Lettre à la ministre de la famille, Francine Charbonneau
Chère Madame Charbonneau,
J’utilise modestement ma plateforme pour vous lancer un cri du coeur en espérant qu’il se rende à vous. J’avoue avoir été ébranlée par l’article de Jocelyne Richer dans Le Devoir du 21 novembre, « La ministre avoue ne pas avoir évalué l’impact sur les femmes et l’emploi« . En fait, comme l’écrivait mon mari, nous n’avons jamais eu accès aux tarifs dits « universels ». Pourtant, le fait que vous n’ayez pas pensé à l’impact des coupes sur la situation des femmes m’apparaît très préoccupant sous une perspective beaucoup plus large.

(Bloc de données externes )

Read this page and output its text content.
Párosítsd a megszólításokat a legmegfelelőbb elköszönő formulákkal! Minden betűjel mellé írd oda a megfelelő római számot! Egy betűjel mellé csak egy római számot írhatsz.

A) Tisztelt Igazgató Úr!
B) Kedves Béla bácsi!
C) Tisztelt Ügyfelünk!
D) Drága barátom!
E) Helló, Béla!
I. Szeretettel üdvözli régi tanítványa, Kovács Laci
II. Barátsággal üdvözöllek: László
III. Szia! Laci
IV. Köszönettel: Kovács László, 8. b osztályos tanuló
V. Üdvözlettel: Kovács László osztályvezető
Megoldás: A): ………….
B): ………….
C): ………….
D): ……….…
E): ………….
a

Je n’ai jamais eu peur d’être honnête et je suis en faveur de la transparence. Je vais vous tracer humblement ma situation familiale. J’ai parfois l’impression d’être personnellement ciblée par toutes les coupes de votre gouvernement au cours des derniers mois. Je crois qu’à différents niveaux, des gens se reconnaîtront à travers mon portrait.
Je suis une femme de trente ans, mère d’un garçon de deux ans, étudiante au doctorat en histoire de l’art et je travaille à contrat pour l’UQAM. J’ai bénéficié de bourses d’excellence en recherche au cours de mes études. Je m’implique bénévolement dans le milieu communautaire et j’ai dans mon entourage proche un couple ayant bénéficié de la relative « gratuité » des services de procréation assistée. Je prévois un deuxième enfant pour bientôt. Le coût de mes études s’élève au bas mot à 30 000$ depuis le début de mon baccalauréat, idem pour mon mari. Le prix direct de notre éducation a donc tourné autour de 60 000$, sans compter les coûts indirects incluant le fait qu’on ne soit toujours pas officiellement sur le « marché du travail ». Je suis descendue dans les rues, enceinte, en 2012 pour lutter pour l’accessibilité aux études supérieures. J’ose à peine imaginer quel serait le coût si les tarifs annoncés avaient été acceptés. Notre revenu familial est de 60 000$ annuel, mais nos bourses d’études se terminent en mai 2015 et à partir de ce moment seul l’avenir nous dira ce qui arrivera de nous. Nous n’avons jamais reçu d’appel des CPE et nous payons 12$ par jour après le retour anticipé.
Pourtant, je sais que je n’entre pas dans la catégorie des gens défavorisés. C’est sans conteste mon éducation qui me permet d’avoir un regard critique sur le monde qui nous entoure. J’ai toujours eu une famille qui m’a encouragée à étudier, à travailler, à être indépendante. Pourtant en 2014, les inégalités entre les hommes et les femmes sont bien réelles. J’ai eu la chance de rencontrer un homme qui n’a jamais pensé une seconde que sa vie, ses choix, sa carrière était plus importants que les miens. Nous nous sommes mariés par amour, mais aussi en sachant très bien qu’il valait mieux faire équipe financièrement parce que les écarts entre les salaires sont encore bien tristement d’actualité.
Nous sommes plusieurs à jongler avec la conciliation travail-famille-études et j’aimerais que vous pensiez à nous, aux jeunes qui construisent le Québec. Nous sommes capables d’innover, d’améliorer notre société, mais il est clair que l’austérité ne sera jamais la solution. Je crois en la justice sociale et j’ai toujours eu confiance dans les institutions. Il faut travailler à les soutenir, les améliorer, pas les anéantir. Pensez à nous.
Cordialement,
Marie-Christine Pitre
* L’image qui présente ce billet est tirée de la campagne du Coeur jaune des CJE.